Isn’t it wonderful if your company isn’t just reporting about the latest news but is also actively involved in the development of new technologies? It’s been a while since we wrote about the BILUX lamp, and here’s the latest and final contribution in this series for now … the laser. No, we’re not talking about lightsabers but about the longest range of a light source in a car. The BMW i8, the new BMW 7 Series and the Audi R8 LMX already have it, this tiny miracle which is still in the early stages of development and is already providing impressive results.
And no, our cars will never zap laser beams into the night which pulverize traffic signs like in science fiction movies. In the headlight, a laser diode sends a tightly focused beam of light through a system of mirrors onto a chip with phosphorus crystals, which in turn sends its extremely bright beam out into the night via a reflector. This system is no bigger than a packet of cigarettes and currently requires 30% less energy than LED high beam headlights which are already extremely economical. And those of you who are crying out in annoyance because they already feel dazzled by “normal” xenon lights can take a deep breath because the technology is combined with an LED matrix.

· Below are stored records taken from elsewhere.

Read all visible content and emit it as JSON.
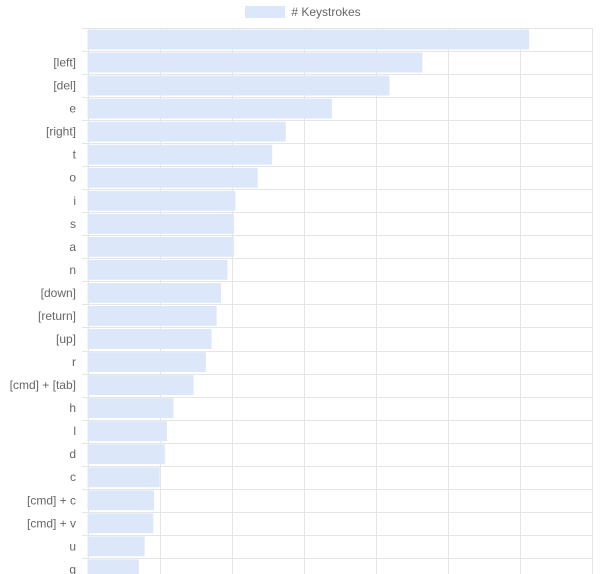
{
  "chart_data": {
    "type": "bar",
    "orientation": "horizontal",
    "legend": {
      "label": "# Keystrokes",
      "position": "top"
    },
    "colors": {
      "bar_fill": "#dce8fa",
      "bar_border": "#dce8fa",
      "grid": "#e5e5e5",
      "text": "#666666"
    },
    "grid": true,
    "xlim": [
      0,
      7
    ],
    "categories": [
      "",
      "[left]",
      "[del]",
      "e",
      "[right]",
      "t",
      "o",
      "i",
      "s",
      "a",
      "n",
      "[down]",
      "[return]",
      "[up]",
      "r",
      "[cmd] + [tab]",
      "h",
      "l",
      "d",
      "c",
      "[cmd] + c",
      "[cmd] + v",
      "u",
      "g"
    ],
    "values": [
      6.12,
      4.64,
      4.18,
      3.38,
      2.74,
      2.55,
      2.35,
      2.04,
      2.02,
      2.02,
      1.93,
      1.84,
      1.78,
      1.71,
      1.63,
      1.46,
      1.18,
      1.09,
      1.06,
      0.99,
      0.91,
      0.9,
      0.78,
      0.7
    ]
  }
}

The additional laser is only activated in the headlight from a speed of 70 km/h, and only if the electronic measuring system at the front of the vehicle detects absolutely no light sources from oncoming traffic or other objects. But then night will really turn into day. The light beam has a range of 600 meters, illuminating signs and objects that still seem to be half a world away. That’s about twice that of current LED high beam headlights and makes driving at night very safe, while the small dimensions give designers the option of unleashing their ingenuity when it comes to the shape of the headlights.
The most powerful headlights currently available combine this “high beam” technology with LED matrix technology. Up to 1024 pixels per LED chip can be individually switched on or off. A powerful electronic measuring system at the front detects oncoming cars or other obstacles and light sources, and can mask out precisely these people or objects in milliseconds. That way nobody will be dazzled by oncoming traffic any longer, and as soon as the road is clear of oncoming cars, 340 lux of laser light will be switched on again from 70 km/h.

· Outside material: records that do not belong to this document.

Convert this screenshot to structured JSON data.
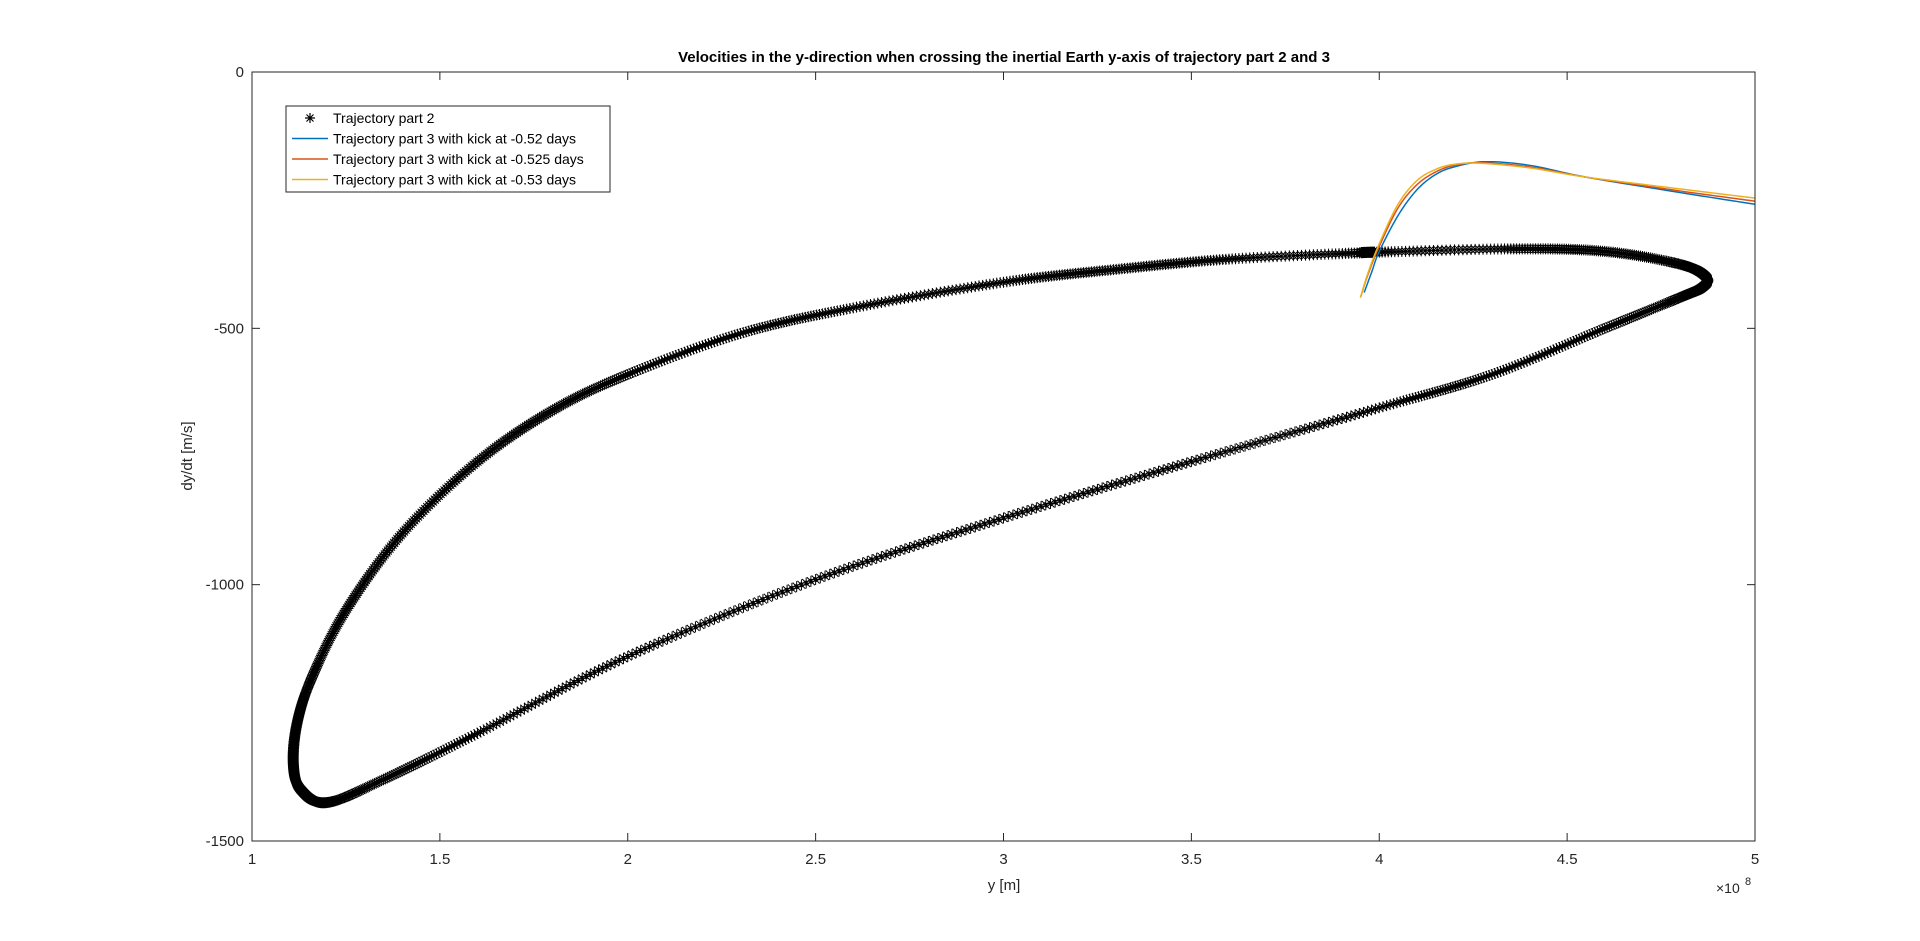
{
  "chart_data": {
    "type": "line",
    "title": "Velocities in the y-direction when crossing the inertial Earth y-axis of trajectory part 2 and 3",
    "xlabel": "y [m]",
    "ylabel": "dy/dt [m/s]",
    "x_exponent_label": "×10",
    "x_exponent_power": "8",
    "xlim": [
      1,
      5
    ],
    "ylim": [
      -1500,
      0
    ],
    "x_scale": 100000000,
    "xticks": [
      1,
      1.5,
      2,
      2.5,
      3,
      3.5,
      4,
      4.5,
      5
    ],
    "xtick_labels": [
      "1",
      "1.5",
      "2",
      "2.5",
      "3",
      "3.5",
      "4",
      "4.5",
      "5"
    ],
    "yticks": [
      0,
      -500,
      -1000,
      -1500
    ],
    "ytick_labels": [
      "0",
      "-500",
      "-1000",
      "-1500"
    ],
    "grid": false,
    "legend_position": "top-left",
    "series": [
      {
        "name": "Trajectory part 2",
        "marker": "asterisk",
        "color": "#000000",
        "x": [
          3.97,
          4.35,
          4.6,
          4.8,
          4.87,
          4.86,
          4.8,
          4.6,
          4.3,
          4.0,
          3.5,
          3.0,
          2.5,
          2.0,
          1.6,
          1.35,
          1.2,
          1.13,
          1.11,
          1.12,
          1.16,
          1.25,
          1.4,
          1.6,
          1.8,
          2.0,
          2.3,
          2.6,
          3.0,
          3.3,
          3.6,
          3.97
        ],
        "y": [
          -352,
          -345,
          -350,
          -375,
          -400,
          -420,
          -440,
          -500,
          -590,
          -655,
          -760,
          -870,
          -990,
          -1140,
          -1290,
          -1380,
          -1425,
          -1400,
          -1350,
          -1270,
          -1180,
          -1050,
          -900,
          -760,
          -660,
          -590,
          -510,
          -460,
          -410,
          -385,
          -365,
          -352
        ]
      },
      {
        "name": "Trajectory part 3 with kick at -0.52 days",
        "color": "#0072BD",
        "x": [
          3.96,
          3.98,
          4.0,
          4.05,
          4.1,
          4.15,
          4.2,
          4.28,
          4.4,
          4.55,
          4.8,
          5.0
        ],
        "y": [
          -430,
          -390,
          -350,
          -280,
          -230,
          -200,
          -185,
          -175,
          -182,
          -205,
          -235,
          -258
        ]
      },
      {
        "name": "Trajectory part 3 with kick at -0.525 days",
        "color": "#D95319",
        "x": [
          3.95,
          3.97,
          4.0,
          4.05,
          4.1,
          4.15,
          4.2,
          4.27,
          4.4,
          4.55,
          4.8,
          5.0
        ],
        "y": [
          -440,
          -395,
          -340,
          -265,
          -220,
          -195,
          -182,
          -177,
          -185,
          -205,
          -232,
          -252
        ]
      },
      {
        "name": "Trajectory part 3 with kick at -0.53 days",
        "color": "#EDB120",
        "x": [
          3.95,
          3.97,
          4.0,
          4.05,
          4.1,
          4.15,
          4.2,
          4.27,
          4.4,
          4.55,
          4.8,
          5.0
        ],
        "y": [
          -440,
          -392,
          -335,
          -258,
          -212,
          -190,
          -180,
          -178,
          -187,
          -205,
          -228,
          -246
        ]
      }
    ]
  }
}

Let’s gradually say goodbye to the “good old light bulb”. These new technologies are still in the early stages of development but are already providing incredible results. Brighter, safer, more durable and more economical. The price is still very high at the moment so it can only be used in expensive cars but hey, flatscreen LED TVs once cost a fortune and now it seems that pretty much every washing machine has one. The team from Osram is working at full speed to develop the new technologies further so that all of you also get to enjoy super bright headlights soon. Keep up the good work!